Aynen okadar haklisinki kardeş meselesinde işte benmkide aynı öyle milletin çocuklarını ordan oraya gezdirir benimkiler kıymetsiz büyük kızım dayim niye artık bize gelmiyor diyor biyerden snra bende tikaniyorum Allah biliyor içimi kimseye kendimi ispat edemem sende uğraşma bence bunca zaman kafalarındaki profil olarak neysek o kalacagiz
 
Benim aile bağlarım çok kopuk. Ben 1.5 yaşındayken boşanmışlar, ben de aileden ayrı yaşıyorum uzun yıllardır. bir tek annemle çok yakınım kendimi ona yakın hissederim. Babamlada iyiyiz görünürde bir sorun yok ama geçmişte olanlar yüzünden bir duvar var elbet ama o duvarı kendim ördüm istesem yıkarım fakat onu suçladığım konular yüzünden yıkmıyorum. Bunun dışında amcalarım yengelerim var lafa gelince akrabayız ama bu güne kadar bir faydalarını görmedim aksine zararları oluyor. Yakın olmak istesem onlarlada yakın olurum kendimi sevdiririm bir şekilde. Fakat gerek duymuyorum. Kısacası önce senin istemen lazım illa seninde içinde sebeplerin vardır ve o sebeplerin oluşturduğu duvarlar. Eğer bu fedakarlığı yapacaksan hüsrana uğramayıda göze alacaksın kendinden başka kimseyede kızma hakkın olmayacak. Sana iyi geleceğinden eminsen her şey daha iyi olacaksa yap, ben emin olsam yapardım...
 
Kesinlikle katılıyorum
 
Tıpkısı... benim annem o hamileyken neler çektiğini anlattı ilk hamilelik haberi verince...

Bir arkadaş da yazmış babası için... benim annem de arasam da dönmez telefona bakamıyormuş. İki üç gün sonra dönerdi.

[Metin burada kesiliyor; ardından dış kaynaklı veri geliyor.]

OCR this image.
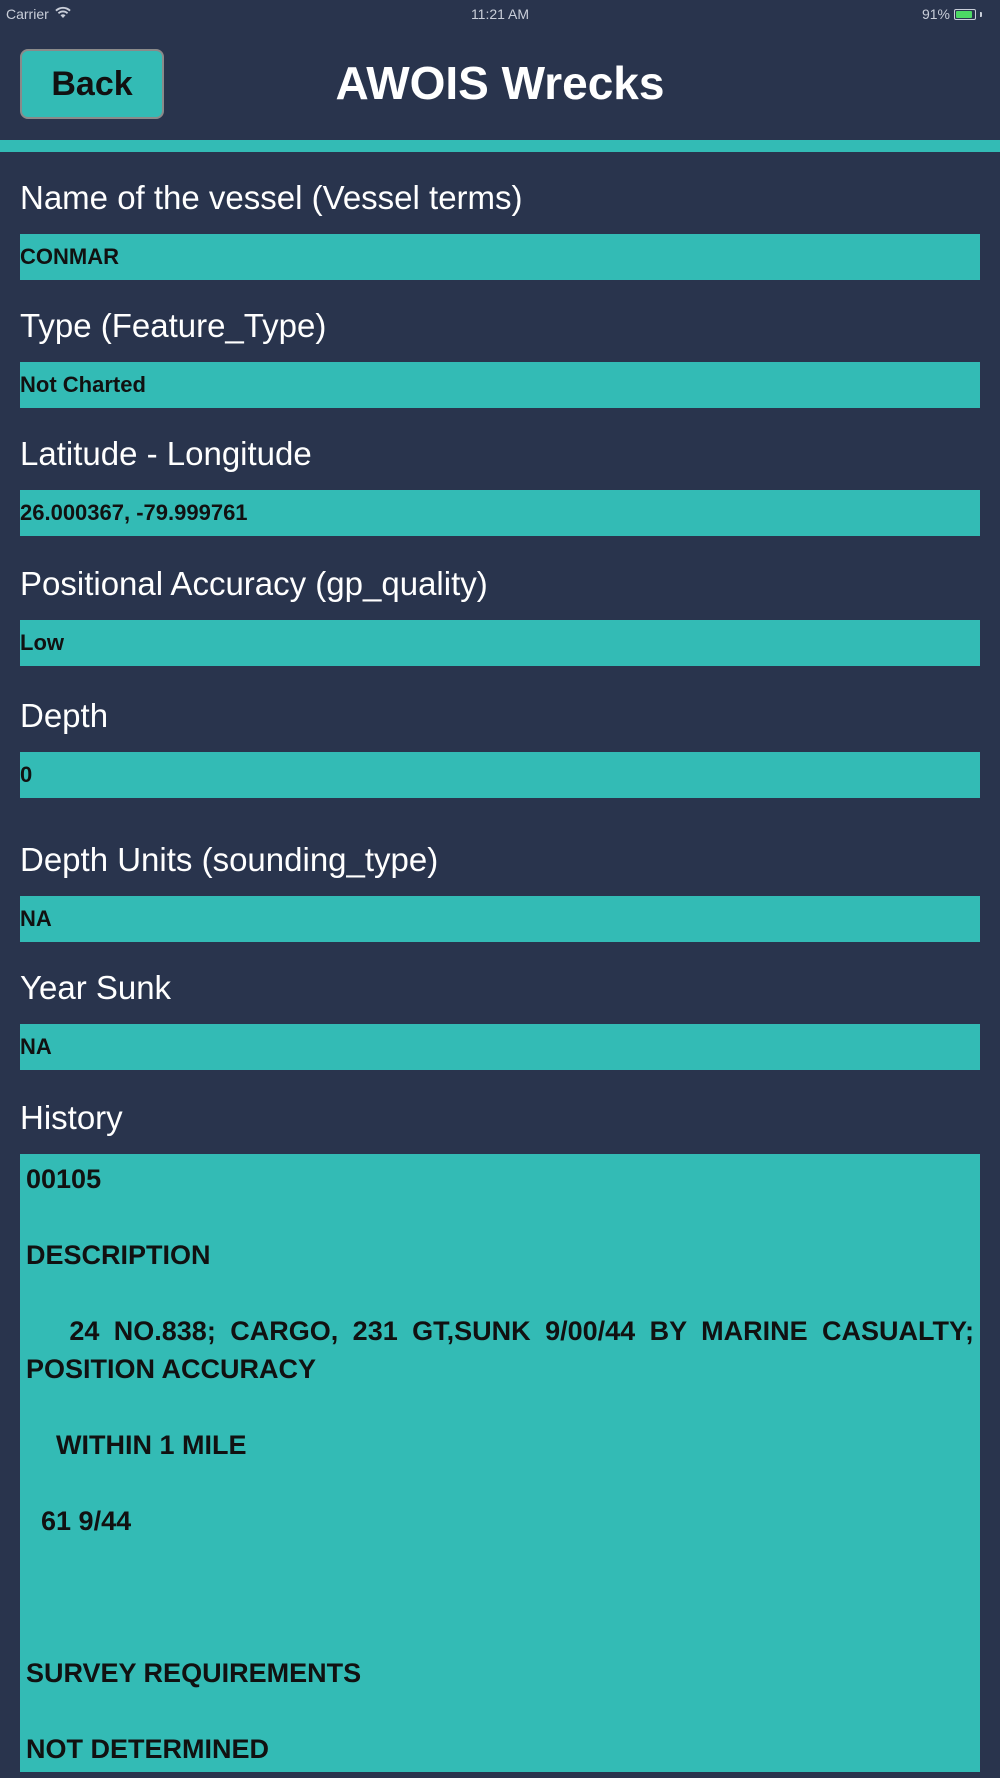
Carrier	11:21 AM	91%
Back	AWOIS Wrecks
Name of the vessel (Vessel terms)
CONMAR
Type (Feature_Type)
Not Charted
Latitude - Longitude
26.000367, -79.999761
Positional Accuracy (gp_quality)
Low
Depth
0
Depth Units (sounding_type)
NA
Year Sunk
NA
History

00105

DESCRIPTION

24 NO.838; CARGO, 231 GT,SUNK 9/00/44 BY MARINE CASUALTY; POSITION ACCURACY

WITHIN 1 MILE

61 9/44

SURVEY REQUIREMENTS

NOT DETERMINED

Ben de saldım artık onlar kadar umarsız olamıyorum. Ararlarsa açarım. Ama ben çok vicdana gelmedikten sonra aramıyorum. Babam neden aramadığıma takıyor şimdi de. Hasta olsalar vicdan yapıyorum arıyorum da ben hastaydım annem keyfinden ödün vermedi hiç...

Neyse herkesi olduğu gibi kabullenmek lazım. Varsın biz yine kötü, aksi, huysuz olalım.
 
Bu siteyi kullanmak için çerezler gereklidir. Siteyi kullanmaya devam etmek için onları kabul etmelisiniz. Daha Fazlasını Öğren.…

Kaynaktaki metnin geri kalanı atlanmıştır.